KPR hukumnya haram menurut syariah Islam, karena 3 (tiga) alasan berikut ini;
Pertama, karena dalam KPR terjadi riba dalam muamalah antara nasabah dengan bank. Padahal Islam telah mengharamkan riba. (Lihat QS Al Baqarah [2] : 275). Riba tersebut berupa bunga atas pokok utang yang dipungut oleh bank dari nasabah. Para ulama telah sepakat, bahwa setiap tambahan yang disyaratkan dalam akad utang (dain) adalah riba yang hukumnya haram. Imam Ibnul Mundzir berkata :
وأجمعوا على أن المسلف إذا شرط عشر السلف هدية أو زيادة فأسلفه على ذلك أن أخذه الزيادة ربا
”Mereka (para ulama) telah sepakat bahwa pemberi pinjaman jika mensyaratkan [kepada penerima pinjaman] sepersepuluh dari nilai pinjaman sebagai hadiah atau tambahan, lalu dia memberi pinjaman dengan ketentuan tersebut, maka pengambilan tambahan atas pinjaman itu adalah riba.” (wa ajma’uu ‘alaa anna al muslifa idzaa syaratha ‘usyra as salafi hadiyyatan aw ziyaadatan fa-aslafahu ‘alaa dzaalika anna akhdzahu az ziyaadata riba). (Ibnul Mundzir, Al Ijma’, hlm. 109).

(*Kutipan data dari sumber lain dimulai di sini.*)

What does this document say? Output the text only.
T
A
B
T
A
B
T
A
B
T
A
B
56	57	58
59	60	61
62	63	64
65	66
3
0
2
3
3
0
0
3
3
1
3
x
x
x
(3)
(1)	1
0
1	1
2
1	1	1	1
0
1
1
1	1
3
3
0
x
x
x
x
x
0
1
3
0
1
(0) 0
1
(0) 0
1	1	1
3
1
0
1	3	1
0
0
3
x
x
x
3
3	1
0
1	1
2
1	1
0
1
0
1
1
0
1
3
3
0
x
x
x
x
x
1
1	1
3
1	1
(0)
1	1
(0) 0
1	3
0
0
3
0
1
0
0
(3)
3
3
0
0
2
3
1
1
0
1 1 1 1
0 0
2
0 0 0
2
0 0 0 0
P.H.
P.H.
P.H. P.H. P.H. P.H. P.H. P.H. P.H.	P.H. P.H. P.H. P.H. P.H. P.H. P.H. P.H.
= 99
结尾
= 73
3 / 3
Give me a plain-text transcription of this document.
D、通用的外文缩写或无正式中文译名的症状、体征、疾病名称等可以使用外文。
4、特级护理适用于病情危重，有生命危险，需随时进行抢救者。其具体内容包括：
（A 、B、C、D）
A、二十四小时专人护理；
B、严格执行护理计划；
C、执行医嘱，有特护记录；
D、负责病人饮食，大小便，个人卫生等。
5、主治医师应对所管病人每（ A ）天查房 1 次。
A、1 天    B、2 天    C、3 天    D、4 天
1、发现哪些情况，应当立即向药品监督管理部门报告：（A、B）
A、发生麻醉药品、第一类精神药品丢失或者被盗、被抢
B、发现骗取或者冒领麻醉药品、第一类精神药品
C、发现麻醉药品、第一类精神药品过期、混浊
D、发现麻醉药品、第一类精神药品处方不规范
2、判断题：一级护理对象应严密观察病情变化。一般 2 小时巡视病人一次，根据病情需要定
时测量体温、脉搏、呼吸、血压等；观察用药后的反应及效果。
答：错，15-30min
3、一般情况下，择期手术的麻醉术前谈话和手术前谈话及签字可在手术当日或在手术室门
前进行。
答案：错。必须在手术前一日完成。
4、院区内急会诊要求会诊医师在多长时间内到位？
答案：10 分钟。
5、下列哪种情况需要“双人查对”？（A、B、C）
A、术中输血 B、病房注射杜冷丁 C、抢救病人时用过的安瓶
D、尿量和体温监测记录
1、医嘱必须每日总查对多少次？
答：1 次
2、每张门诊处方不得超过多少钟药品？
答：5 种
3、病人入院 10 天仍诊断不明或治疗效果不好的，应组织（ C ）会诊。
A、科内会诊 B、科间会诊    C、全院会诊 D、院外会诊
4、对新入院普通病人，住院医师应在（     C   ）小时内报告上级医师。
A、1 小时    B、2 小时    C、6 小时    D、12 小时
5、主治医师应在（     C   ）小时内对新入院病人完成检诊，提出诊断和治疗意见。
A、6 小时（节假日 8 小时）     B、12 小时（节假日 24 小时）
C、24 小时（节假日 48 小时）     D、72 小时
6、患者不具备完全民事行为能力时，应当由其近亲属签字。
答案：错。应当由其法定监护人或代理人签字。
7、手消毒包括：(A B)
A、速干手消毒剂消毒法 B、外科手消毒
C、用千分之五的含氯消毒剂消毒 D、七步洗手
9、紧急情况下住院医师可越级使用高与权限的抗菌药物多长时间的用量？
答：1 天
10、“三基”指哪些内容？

Kedua, karena dalam KPR nasabah menjadikan barang yang dibeli (yaitu rumah) sebagai jaminan (rahn). Menjaminkan barang objek jual beli (rahn al mabii’) secara syariah tidak dibolehkan. Ini adalah pendapat Imam Syafi’i seperti dikutip oleh Imam Ibnu Qudamah sebagai berikut :
وإذا تبايعا بشرط أن يكون المبيع رهنا على ثمنه, لم يصح قاله ابن حامد وهو قول الشافعي لأن المبيع حين شرط رهنه لم يكن ملكا له
“Jika dua orang berjual beli dengan syarat menjadikan barang yang dibeli sebagai jaminan atas harganya, maka jual belinya tidak sah. Ini dikatakan oleh Ibnu Hamid dan juga pendapat Syafi’i. Sebab barang yang dibeli ketika disyaratkan menjadi jaminan (rahn), berarti barang itu belum menjadi milik pembeli. (Ibnu Qudamah, Al Mughni, Juz 4, hlm. 285, Kitab Ar Rahn).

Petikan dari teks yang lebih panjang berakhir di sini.